In 1910, young princes David (later Edward VIII) and Bertie (later George VI) looked out of the window of Buckingham Palace and saw the unthinkable – the Royal Standard was at half mast. Rushing to their father, they were told that their grandfather, King Edward VII had died. They told their father, now George V, that they knew because of the Royal Standard. The new king, although distressed by the death of his father, called immediately for an equerry to rectify this error.
Diana, Princess of Wales
In August 1997, when Diana died, the press whipped public opinion into a frenzy about the fact that there was no flag flown at half mast from Buckingham Palace. Many people feel that this question would have never occurred to the public and blame the media for the ensuing outcry.
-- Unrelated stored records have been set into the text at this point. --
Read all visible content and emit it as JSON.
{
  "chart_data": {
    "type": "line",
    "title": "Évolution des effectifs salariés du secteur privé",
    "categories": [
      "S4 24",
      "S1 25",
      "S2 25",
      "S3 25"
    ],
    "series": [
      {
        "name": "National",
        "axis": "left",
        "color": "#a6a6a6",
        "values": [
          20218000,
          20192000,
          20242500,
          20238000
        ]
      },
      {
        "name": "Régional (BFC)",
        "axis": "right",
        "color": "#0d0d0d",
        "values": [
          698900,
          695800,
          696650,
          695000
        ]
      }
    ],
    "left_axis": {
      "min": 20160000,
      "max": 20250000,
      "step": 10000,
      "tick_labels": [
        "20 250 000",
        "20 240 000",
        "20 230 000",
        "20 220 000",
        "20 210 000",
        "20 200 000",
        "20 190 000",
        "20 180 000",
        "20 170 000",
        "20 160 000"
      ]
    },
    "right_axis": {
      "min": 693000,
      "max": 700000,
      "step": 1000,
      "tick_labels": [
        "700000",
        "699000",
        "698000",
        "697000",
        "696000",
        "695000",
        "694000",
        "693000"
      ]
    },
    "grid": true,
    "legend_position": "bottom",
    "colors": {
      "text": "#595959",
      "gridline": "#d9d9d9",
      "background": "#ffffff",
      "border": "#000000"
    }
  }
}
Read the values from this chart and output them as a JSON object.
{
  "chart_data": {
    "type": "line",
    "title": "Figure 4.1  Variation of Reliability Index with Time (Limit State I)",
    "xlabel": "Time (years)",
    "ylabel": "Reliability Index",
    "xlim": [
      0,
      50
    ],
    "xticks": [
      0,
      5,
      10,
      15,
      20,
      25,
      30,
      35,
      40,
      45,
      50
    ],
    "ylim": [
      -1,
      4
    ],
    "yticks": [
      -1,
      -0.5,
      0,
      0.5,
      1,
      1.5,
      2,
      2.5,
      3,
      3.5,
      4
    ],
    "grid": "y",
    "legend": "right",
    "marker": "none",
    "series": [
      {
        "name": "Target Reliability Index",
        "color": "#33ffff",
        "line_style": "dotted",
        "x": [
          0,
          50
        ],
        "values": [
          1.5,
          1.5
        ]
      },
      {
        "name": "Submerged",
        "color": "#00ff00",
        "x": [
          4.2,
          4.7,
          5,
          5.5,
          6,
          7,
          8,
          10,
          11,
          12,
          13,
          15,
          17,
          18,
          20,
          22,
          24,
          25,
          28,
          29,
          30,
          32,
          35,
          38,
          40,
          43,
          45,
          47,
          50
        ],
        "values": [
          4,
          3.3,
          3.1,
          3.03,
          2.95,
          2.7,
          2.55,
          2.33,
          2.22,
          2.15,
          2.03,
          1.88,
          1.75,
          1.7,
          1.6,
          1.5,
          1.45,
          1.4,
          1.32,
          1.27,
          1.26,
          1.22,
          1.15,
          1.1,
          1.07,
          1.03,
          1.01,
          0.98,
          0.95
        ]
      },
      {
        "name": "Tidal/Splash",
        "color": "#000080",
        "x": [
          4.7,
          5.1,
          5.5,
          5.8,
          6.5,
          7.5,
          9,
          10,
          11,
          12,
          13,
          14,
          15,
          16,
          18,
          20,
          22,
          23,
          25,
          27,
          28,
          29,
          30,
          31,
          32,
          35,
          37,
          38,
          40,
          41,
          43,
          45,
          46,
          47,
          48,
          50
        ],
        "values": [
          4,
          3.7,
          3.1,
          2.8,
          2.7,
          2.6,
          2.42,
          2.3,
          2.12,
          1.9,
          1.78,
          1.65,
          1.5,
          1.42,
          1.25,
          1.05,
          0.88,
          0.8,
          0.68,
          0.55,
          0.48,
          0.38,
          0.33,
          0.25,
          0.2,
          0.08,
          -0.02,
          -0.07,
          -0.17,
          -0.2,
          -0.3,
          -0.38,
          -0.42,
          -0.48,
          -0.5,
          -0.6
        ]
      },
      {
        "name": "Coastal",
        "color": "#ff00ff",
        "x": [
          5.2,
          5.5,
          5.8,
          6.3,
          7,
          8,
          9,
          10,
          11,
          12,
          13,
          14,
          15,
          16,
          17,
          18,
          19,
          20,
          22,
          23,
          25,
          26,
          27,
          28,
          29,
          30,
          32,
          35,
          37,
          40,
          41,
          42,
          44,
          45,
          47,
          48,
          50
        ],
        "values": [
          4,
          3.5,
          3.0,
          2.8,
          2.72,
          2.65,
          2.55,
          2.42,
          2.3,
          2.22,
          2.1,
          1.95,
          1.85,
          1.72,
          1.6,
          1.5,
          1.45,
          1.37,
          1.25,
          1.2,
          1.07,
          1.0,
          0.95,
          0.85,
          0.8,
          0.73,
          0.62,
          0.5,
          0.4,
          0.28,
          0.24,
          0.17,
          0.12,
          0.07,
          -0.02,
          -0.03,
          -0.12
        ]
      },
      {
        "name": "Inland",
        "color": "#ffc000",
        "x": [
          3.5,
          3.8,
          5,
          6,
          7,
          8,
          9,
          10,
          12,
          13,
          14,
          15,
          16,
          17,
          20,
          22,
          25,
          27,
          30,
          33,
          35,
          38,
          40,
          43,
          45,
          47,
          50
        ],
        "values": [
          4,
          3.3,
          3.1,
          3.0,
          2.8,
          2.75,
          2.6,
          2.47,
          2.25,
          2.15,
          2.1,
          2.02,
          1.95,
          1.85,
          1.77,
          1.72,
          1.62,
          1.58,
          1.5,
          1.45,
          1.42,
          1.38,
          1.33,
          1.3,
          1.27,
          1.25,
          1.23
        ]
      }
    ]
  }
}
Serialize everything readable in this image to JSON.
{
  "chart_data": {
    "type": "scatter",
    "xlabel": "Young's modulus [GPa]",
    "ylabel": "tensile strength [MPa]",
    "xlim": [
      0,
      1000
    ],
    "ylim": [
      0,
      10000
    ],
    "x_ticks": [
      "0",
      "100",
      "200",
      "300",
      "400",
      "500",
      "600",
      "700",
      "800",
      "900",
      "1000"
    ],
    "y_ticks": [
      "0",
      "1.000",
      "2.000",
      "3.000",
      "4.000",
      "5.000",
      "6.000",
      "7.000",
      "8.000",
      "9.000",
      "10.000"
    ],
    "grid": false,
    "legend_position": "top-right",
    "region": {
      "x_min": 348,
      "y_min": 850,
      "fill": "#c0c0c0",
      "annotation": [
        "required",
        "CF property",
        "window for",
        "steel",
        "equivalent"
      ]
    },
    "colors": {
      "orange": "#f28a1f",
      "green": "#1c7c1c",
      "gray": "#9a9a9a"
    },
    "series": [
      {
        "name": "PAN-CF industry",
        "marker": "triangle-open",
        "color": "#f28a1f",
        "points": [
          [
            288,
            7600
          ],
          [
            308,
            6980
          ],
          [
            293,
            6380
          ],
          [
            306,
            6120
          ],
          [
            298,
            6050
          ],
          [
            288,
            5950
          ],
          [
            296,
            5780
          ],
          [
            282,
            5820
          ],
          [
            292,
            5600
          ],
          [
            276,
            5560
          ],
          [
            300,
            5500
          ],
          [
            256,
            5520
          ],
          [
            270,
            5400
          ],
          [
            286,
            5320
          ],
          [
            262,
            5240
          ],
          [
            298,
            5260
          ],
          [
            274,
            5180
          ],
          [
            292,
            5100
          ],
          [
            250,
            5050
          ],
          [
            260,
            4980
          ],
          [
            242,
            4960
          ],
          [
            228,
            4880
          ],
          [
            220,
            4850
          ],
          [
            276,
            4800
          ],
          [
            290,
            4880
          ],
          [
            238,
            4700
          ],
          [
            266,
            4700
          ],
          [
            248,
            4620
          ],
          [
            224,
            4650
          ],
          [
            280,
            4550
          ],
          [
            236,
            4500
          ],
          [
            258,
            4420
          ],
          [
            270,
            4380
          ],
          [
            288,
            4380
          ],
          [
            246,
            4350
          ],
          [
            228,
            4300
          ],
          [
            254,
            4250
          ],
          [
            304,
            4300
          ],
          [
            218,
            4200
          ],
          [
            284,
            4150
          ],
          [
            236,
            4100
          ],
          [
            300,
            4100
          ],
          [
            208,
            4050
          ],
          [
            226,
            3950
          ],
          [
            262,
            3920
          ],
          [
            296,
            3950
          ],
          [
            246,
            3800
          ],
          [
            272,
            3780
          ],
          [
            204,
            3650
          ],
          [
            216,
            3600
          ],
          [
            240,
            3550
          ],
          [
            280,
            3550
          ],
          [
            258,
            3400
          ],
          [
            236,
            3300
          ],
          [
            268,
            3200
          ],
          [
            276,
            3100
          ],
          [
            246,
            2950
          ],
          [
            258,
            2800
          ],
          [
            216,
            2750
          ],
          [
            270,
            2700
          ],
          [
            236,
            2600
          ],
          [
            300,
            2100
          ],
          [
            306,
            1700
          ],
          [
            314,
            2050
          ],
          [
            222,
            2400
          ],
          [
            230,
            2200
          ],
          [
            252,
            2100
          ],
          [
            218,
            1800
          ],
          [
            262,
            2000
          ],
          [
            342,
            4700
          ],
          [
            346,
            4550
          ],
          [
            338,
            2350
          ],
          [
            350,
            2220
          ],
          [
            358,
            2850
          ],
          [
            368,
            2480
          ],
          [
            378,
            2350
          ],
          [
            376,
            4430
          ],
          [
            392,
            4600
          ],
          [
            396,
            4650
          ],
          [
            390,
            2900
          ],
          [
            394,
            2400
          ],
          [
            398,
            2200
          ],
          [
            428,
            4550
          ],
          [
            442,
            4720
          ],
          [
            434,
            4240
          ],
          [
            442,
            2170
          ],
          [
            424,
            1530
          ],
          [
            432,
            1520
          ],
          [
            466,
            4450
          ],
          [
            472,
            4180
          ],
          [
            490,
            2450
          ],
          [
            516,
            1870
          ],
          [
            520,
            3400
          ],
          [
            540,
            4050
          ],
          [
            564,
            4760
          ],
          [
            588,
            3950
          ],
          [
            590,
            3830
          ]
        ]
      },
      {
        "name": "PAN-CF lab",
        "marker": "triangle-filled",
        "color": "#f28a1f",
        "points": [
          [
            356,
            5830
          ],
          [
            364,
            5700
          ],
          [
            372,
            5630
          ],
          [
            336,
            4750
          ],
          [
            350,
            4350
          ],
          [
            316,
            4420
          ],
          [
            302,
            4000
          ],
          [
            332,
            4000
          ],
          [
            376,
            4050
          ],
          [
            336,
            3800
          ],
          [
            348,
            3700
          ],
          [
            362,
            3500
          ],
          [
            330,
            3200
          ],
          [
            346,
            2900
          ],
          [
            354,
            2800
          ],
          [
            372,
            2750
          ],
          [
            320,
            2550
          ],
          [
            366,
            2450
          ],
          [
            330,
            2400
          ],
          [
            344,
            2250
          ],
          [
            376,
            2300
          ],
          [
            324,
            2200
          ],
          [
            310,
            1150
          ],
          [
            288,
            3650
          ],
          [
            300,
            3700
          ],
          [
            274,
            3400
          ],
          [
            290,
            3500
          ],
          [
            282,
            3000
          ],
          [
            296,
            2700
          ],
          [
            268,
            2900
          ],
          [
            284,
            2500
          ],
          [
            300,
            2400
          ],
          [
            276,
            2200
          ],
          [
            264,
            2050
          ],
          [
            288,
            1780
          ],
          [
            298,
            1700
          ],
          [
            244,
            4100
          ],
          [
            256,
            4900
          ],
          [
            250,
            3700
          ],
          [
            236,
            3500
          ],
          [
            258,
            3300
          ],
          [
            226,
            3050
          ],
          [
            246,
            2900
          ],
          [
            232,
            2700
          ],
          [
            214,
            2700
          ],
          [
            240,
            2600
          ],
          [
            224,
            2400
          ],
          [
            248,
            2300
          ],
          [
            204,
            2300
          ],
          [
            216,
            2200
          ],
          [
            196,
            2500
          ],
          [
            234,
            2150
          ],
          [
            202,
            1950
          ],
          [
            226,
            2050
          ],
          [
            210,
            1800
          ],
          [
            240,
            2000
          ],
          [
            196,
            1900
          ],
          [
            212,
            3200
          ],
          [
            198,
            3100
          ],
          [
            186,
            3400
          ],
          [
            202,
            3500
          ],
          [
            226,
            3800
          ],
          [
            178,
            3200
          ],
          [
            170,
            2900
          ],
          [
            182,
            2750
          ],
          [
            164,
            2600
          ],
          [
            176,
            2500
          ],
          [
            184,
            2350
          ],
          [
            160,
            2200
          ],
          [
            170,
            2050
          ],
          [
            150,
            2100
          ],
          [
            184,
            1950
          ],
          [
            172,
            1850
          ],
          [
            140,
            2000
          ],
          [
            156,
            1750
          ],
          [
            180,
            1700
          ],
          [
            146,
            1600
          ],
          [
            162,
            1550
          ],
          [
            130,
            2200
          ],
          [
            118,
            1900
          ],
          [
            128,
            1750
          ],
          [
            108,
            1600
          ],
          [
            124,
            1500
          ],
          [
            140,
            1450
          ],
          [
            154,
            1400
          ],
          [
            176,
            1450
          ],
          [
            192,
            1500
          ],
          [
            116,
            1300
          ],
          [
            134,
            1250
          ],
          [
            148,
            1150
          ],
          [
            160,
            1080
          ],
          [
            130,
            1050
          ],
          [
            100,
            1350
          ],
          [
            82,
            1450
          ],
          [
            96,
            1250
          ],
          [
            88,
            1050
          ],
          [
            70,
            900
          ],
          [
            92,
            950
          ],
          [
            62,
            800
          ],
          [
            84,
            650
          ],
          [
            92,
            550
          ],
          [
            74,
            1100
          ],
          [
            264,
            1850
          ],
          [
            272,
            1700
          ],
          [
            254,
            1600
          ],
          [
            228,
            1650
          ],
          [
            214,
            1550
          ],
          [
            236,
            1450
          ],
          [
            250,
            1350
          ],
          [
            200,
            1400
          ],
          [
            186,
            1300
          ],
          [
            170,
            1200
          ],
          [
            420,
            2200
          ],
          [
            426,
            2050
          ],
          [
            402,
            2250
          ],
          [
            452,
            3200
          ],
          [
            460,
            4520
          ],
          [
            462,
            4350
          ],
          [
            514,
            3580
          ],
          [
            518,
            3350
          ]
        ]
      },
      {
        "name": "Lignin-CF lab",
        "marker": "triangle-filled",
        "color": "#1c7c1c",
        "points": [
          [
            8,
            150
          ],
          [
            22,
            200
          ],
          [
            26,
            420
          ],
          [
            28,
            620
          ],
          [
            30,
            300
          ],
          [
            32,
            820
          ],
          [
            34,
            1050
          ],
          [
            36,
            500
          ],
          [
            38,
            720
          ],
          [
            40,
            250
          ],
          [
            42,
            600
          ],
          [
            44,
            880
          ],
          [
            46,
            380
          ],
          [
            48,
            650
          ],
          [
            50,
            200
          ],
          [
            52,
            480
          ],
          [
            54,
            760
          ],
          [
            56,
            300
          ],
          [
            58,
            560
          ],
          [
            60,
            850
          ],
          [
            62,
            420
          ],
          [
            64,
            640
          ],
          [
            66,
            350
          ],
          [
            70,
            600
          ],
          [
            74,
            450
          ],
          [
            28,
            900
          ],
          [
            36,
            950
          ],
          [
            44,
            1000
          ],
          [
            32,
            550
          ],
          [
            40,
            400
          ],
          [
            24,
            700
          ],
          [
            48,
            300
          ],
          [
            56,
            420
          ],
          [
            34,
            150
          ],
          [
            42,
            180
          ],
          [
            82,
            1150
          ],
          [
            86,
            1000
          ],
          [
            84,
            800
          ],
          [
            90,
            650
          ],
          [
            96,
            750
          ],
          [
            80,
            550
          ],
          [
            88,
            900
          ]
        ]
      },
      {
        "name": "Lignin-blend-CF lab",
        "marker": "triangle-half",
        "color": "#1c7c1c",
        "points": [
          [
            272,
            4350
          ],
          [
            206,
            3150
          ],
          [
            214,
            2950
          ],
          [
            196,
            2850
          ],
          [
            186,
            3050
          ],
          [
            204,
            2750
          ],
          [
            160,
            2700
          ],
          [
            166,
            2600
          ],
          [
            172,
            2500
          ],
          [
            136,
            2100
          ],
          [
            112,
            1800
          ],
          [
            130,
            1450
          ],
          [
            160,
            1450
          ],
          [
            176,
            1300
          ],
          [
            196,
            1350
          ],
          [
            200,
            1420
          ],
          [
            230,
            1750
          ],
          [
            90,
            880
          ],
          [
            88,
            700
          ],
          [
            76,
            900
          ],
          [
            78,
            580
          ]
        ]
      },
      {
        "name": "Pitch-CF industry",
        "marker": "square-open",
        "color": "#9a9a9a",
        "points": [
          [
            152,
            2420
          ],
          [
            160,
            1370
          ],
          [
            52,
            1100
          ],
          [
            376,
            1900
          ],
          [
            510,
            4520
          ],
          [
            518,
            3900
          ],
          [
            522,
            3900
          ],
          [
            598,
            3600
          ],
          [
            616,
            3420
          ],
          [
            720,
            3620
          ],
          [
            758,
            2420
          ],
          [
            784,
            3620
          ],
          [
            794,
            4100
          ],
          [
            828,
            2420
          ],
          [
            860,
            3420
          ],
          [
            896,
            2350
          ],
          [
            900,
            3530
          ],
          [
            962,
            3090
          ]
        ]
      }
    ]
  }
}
The queen, whose priorities at that time were strictly for her two grandsons who had tragically lost their mother, was hurt and baffled by this. She was also a little angry.
She felt that it showed a lack of understanding about British tradition and history. The Royal Standard, as explained above, is never flown at half mast. The flagpole at the palace was bare because no flags are ever flown over a royal residence when the sovereign isn’t there. She didn’t expect that some members of the general public would be aware of the finer points of the symbolism of Buckingham Palace flags, but the media was certainly expected to be.
The queen could see any reason why the traditions of hundreds of years should be abandoned.
As we know, after several days of the media’s pressure on the situation, the queen gave in to popular opinion, returned to London, with the boys, and as a compromise, allowed the Union Flag to be flown at half mast.
This action set a precedent and today, the Union Flag can often be seen flying above Buckingham Palace.